Linebacker Lowry led the way with 65 tackles. He initially filled in for injured middle linebacker Tyrell Franklin. Then he moved to safety upon Franklin’s return, which strengthened the defense more. Jose Magarin added 40 tackles and two interceptions.
YOU CAN DO BETTER
The Sabres received their stiffest test in a 27-14 Week 3 loss to Belen Jesuit. Tied 7-7 at halftime, Belen rode its running attack to a strong second half. The Wolverines racked up 257 yards and three touchdowns. Lowry had 14 tackles in that game despite missing part of it with an injury. Charlton had 148 yards passing with two touchdowns and one interception. But the Sabres could manage only 100 rushing yards.

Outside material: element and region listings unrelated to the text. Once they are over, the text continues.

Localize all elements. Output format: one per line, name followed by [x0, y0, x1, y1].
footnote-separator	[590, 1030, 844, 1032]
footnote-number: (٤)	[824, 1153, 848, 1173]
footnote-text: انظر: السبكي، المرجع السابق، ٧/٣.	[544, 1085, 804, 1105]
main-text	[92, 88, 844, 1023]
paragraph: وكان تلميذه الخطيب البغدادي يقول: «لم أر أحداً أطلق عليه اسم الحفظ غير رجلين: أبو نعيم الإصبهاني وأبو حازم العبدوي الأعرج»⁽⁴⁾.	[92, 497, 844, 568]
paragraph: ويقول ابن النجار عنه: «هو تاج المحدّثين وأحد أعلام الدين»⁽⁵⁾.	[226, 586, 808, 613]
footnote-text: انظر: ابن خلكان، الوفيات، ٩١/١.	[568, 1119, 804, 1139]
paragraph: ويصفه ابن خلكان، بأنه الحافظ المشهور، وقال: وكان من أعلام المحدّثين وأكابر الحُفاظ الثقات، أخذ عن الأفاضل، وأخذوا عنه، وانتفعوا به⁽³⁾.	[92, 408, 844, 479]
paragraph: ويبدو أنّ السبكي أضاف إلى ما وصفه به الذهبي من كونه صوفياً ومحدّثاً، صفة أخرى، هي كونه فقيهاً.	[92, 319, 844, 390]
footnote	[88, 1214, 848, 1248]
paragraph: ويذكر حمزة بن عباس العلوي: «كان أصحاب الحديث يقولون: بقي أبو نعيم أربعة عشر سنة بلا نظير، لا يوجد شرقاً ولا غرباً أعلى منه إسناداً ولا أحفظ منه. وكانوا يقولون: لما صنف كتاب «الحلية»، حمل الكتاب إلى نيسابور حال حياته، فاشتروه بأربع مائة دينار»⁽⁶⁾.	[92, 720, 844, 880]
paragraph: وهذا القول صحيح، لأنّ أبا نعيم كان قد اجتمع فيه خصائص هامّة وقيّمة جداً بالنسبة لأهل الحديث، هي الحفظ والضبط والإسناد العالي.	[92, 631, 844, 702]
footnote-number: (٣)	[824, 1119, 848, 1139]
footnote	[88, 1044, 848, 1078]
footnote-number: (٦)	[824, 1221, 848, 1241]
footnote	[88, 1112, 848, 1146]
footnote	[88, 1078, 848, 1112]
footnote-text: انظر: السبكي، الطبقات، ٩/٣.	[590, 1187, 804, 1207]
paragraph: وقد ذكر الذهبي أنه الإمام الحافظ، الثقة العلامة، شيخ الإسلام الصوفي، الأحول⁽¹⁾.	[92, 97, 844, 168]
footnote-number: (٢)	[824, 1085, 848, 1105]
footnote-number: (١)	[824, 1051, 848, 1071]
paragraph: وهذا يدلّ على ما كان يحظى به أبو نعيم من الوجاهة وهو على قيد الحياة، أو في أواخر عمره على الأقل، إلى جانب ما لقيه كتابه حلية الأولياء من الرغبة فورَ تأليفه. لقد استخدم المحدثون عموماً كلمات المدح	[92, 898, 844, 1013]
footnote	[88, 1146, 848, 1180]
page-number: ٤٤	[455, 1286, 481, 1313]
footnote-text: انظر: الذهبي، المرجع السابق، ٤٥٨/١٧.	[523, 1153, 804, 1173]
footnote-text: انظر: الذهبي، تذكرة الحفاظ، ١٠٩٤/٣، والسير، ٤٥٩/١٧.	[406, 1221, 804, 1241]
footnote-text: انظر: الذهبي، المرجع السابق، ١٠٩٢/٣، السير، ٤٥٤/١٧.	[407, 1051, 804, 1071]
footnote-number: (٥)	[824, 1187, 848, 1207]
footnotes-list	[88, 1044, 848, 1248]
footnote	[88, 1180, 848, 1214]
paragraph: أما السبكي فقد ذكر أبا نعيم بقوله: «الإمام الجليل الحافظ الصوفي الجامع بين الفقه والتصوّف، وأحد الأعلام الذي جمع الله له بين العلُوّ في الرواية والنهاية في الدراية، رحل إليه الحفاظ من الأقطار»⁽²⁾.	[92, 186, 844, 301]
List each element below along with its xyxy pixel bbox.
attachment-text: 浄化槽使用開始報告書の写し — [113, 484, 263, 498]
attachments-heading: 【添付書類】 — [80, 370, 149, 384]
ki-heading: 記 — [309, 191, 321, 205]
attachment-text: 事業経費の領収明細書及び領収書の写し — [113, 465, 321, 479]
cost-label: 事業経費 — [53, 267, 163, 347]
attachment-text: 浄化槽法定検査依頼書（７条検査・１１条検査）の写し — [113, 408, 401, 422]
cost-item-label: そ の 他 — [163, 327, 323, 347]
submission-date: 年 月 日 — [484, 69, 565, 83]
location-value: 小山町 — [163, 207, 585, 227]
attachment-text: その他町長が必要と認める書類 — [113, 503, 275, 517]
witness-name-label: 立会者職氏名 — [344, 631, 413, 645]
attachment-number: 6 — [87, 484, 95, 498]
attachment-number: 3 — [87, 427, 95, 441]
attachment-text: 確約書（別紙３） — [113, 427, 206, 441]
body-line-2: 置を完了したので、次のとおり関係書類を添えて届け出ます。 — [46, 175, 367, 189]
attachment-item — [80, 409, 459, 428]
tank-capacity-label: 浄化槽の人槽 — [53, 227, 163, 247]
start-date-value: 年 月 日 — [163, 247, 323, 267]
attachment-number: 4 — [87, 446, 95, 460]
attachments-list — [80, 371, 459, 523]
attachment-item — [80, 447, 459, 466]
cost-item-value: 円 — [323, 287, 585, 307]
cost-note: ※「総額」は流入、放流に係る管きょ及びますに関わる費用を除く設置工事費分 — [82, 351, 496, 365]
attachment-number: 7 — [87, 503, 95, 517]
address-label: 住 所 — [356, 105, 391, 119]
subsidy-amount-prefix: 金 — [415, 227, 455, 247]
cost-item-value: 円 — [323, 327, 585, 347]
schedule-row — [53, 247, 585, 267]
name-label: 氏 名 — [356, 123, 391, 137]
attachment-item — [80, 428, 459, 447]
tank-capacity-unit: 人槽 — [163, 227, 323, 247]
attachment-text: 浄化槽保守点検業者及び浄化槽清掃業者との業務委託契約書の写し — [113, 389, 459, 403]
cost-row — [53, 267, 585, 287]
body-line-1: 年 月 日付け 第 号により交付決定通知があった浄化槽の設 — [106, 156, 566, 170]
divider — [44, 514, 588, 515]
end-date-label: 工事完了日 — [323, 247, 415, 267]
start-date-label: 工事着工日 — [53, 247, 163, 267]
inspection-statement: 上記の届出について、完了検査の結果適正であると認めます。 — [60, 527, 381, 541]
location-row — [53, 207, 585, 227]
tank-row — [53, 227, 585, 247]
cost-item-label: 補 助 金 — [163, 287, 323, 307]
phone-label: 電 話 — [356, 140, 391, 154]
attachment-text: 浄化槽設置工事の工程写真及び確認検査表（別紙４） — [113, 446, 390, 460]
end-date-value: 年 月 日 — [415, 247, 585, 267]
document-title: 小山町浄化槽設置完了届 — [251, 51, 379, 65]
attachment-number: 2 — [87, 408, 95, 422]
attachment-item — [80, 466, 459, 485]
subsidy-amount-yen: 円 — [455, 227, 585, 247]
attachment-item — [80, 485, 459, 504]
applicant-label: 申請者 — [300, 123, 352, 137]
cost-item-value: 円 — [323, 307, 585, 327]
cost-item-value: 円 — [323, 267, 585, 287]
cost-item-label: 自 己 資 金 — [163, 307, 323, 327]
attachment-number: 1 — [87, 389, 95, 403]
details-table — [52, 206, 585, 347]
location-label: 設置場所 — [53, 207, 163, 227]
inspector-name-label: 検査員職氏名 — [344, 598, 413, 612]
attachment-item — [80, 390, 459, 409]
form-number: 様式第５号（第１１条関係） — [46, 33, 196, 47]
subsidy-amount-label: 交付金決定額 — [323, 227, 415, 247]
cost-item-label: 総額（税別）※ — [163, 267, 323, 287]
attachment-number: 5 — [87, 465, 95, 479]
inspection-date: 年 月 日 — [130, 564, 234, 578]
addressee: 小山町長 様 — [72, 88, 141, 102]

Lowry said the season turned on that game, because it challenged the Sabres to work harder to get stronger and solidify their tackling. “It was a mentality change,” Lowry said. “Belen ran the ball a lot on us. The defensive line had to get more physical. The linebackers had to fill the hole more. The safeties needed to pull up.”
Charlton said the offense also received its challenge. “Us losing to Belen gave us a chip on our shoulder, to play every game like there’s no tomorrow,” he said.
Rodriguez credited his assistant coaches with helping to bond the team, led by offensive coordinator Paul Bronis and defensive coordinator Steve Johnson. He lauded quarterbacks coach Garry Chouloute with helping Charlton improve. He also touted receivers coach Andy Fuentes, running-backs coach Tovar Wilson, offensive line-specialist coach Ivan Chicola, defensive-line coach Robert Green and defensive-backs coach Devoris Dozier.
As the Sabres look to next season with most of their players returning, those coaches will help prepare the players for an offseason they hope will happen. Rodriguez also looks to challenge the Sabres by moving them from independent status into an FHSAA district. St. Brendan’s enrollment of 1,227 likely would place the Sabres into Class 5A.
Charlton challenged himself to have more passing touchdowns. Dandridge also challenged himself to get better, going to camps in the offseason in the hopes of drawing the eyes of college coaches.
Lowry said the simple goal is to get stronger. “We already became a family,” he said. “Now we have to get stronger to compete with the top dogs.”